Say we want to see each word of that file on a separate line. We can achieve this by translating all non alphabetic characters into newline characters (‘\n’). Like this:
tr -cs "a-zA-Z" "\n" < shakes.txt | less
The -c option is used to find the complement of “a-zA-Z”, which is basically all non-alphabetic characters. The option -s is used to squeeze repeat characters, so we don’t end up with several blank lines in a row.
4. sort
This is another useful command when it comes to text processing. Still referring to the previous example we can now sort all the words of Shakespeare’s work in lexicographical order, like this:
tr -cs "a-zA-Z" "\n" < shakes.txt | sort | less
5. uniq
As you’ll notice, using the command above is not very useful. That’s because we’ll get a ton of repeat words. For instance, the first few thousand lines are only the character ‘a’. To solve the problem we can use the uniq command to eliminate all duplicate lines:
tr -cs "a-zA-Z" "\n" < shakes.txt | sort | uniq | less
So far the words ‘The’ and ‘the’ are being considered separately.

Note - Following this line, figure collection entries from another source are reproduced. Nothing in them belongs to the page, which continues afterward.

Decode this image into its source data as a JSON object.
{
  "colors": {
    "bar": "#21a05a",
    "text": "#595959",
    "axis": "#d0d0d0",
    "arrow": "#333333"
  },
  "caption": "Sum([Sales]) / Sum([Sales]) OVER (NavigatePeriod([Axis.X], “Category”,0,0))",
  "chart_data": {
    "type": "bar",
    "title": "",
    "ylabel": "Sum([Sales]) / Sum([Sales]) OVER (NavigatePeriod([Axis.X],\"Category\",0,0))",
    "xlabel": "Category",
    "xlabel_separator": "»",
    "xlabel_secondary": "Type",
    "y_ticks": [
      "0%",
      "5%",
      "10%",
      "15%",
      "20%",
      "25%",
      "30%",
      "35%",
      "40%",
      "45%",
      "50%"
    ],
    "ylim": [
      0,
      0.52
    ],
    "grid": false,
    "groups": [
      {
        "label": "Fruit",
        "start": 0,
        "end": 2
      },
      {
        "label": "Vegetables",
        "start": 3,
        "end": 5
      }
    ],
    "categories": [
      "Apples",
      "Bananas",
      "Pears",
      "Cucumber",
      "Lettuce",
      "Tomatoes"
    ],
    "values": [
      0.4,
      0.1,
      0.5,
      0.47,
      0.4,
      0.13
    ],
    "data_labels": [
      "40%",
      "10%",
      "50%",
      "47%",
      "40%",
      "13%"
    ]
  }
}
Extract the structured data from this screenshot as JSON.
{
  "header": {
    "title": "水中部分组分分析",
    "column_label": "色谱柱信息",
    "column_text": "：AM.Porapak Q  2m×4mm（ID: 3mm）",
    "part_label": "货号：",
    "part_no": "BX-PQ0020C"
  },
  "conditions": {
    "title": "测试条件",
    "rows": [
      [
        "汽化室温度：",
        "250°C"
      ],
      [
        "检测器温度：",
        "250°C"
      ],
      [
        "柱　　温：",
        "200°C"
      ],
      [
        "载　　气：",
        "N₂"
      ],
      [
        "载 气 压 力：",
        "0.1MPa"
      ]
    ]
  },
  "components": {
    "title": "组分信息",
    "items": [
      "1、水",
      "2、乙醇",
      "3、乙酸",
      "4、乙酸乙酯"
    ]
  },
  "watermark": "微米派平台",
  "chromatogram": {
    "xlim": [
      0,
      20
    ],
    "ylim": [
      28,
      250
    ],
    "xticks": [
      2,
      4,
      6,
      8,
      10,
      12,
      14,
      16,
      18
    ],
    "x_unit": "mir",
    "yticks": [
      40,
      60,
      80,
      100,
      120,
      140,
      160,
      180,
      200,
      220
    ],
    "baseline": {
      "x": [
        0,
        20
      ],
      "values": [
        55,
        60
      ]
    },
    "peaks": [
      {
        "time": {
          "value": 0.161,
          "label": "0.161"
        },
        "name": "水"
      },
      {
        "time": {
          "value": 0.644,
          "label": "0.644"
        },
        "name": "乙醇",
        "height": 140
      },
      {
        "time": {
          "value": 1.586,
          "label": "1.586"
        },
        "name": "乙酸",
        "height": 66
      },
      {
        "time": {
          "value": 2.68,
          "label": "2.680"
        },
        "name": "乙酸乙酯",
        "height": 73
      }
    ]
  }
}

To count them together we just need to conver all uppercase letters to lowercase:
tr -cs "a-zA-Z" "\n" < shakes.txt | tr "A-Z" "a-z" | sort | uniq| less
We can now use the -c option of the uniq program to count the number of times that each word appears, using the sort program again to sort the results:
tr -cs "a-zA-Z" "\n" < shakes.txt | tr "A-Z" "a-z" | sort | uniq -c | sort -n -r | less
The -n argument of sort means numeric sort (instead of lexicographic, the default) and -r means to use a random hash of keys as the sorting method.
6. wc
Use the wc command to display the number lines, words and characters from a file.